Lalu Alca mulai sadar, iya sepertinya ucapan Saiful ada benarnya. Alca tak ada waktu untuk bersosial dengan teman-temannya karena dia fokus mengejar hafalan. Alca menghabiskan sehari-harinya di ndalem bersama bunyai dan Ustadzah Nayla, tak ada waktu untuk bercanda tawa dengan teman-temannya.

Saat teman-temannya ingin menyontek tugas, bukannya menjelaskan hal-hal yang tak dipahami mereka, Alca malah langsung menolaknya.

Benar, pentingnya introspeksi diri.

Seseorang tiba-tiba datang menghampirinya dan mengatakan bahwa Alca ditimbali (dicari) bunyai.

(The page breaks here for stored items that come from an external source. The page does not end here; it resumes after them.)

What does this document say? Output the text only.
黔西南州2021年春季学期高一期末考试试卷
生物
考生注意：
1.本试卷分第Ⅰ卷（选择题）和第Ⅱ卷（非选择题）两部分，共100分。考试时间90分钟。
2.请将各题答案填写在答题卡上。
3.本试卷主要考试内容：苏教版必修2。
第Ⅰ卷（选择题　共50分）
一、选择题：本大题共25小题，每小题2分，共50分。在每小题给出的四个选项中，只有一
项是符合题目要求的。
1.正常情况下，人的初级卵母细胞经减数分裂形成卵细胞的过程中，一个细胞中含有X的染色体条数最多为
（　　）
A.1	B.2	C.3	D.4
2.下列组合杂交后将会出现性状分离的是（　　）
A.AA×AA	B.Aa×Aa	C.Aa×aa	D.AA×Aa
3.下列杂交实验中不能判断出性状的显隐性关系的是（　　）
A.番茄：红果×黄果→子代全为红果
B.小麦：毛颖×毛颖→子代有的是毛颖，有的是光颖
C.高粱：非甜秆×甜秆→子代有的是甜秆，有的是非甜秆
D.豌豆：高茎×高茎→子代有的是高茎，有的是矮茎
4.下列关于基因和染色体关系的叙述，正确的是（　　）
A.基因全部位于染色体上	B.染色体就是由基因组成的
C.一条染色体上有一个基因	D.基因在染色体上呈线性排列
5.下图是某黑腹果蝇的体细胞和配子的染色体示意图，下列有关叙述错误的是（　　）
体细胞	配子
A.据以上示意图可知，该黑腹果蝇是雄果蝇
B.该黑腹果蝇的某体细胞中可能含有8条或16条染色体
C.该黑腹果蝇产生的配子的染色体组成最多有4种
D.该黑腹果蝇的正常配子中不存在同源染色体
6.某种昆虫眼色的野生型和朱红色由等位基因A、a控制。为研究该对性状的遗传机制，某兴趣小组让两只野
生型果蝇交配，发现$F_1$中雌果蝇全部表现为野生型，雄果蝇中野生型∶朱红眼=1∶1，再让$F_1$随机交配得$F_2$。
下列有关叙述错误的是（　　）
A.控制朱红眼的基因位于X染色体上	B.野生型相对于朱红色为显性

"Bang makasih ya sarannya. Aku bakal coba itu. Abang jangan khawatirin aku. Aku baik-baik aja di sini," ujar Alca lalu mengusap jejak air matanya.

Setelah sambungan terputus, Alca segera pergi ke ndalem. Dia menghela napas sejenak untuk menetralkan dadanya yang sempat sesak karena mencurahkan bebannya selama ini pada abangnya.

Sesampainya di sana, tiba-tiba Alca melihat bunyai menangis dalam pelukan seorang pria.

Tak hanya bunyai, pria bergamis hitam dengan motif emas itu juga ikut menangis.

Alca kebingungan, tetapi dia diam dan menunggu di ambang pintu ruang tengah.

Tak berapa lama, Pakyai datang dengan wajah panik kala melihat bunyai menangis.

"Loh loh nyapo, Umah?" tanyanya sembari berlari mendekati bunyai.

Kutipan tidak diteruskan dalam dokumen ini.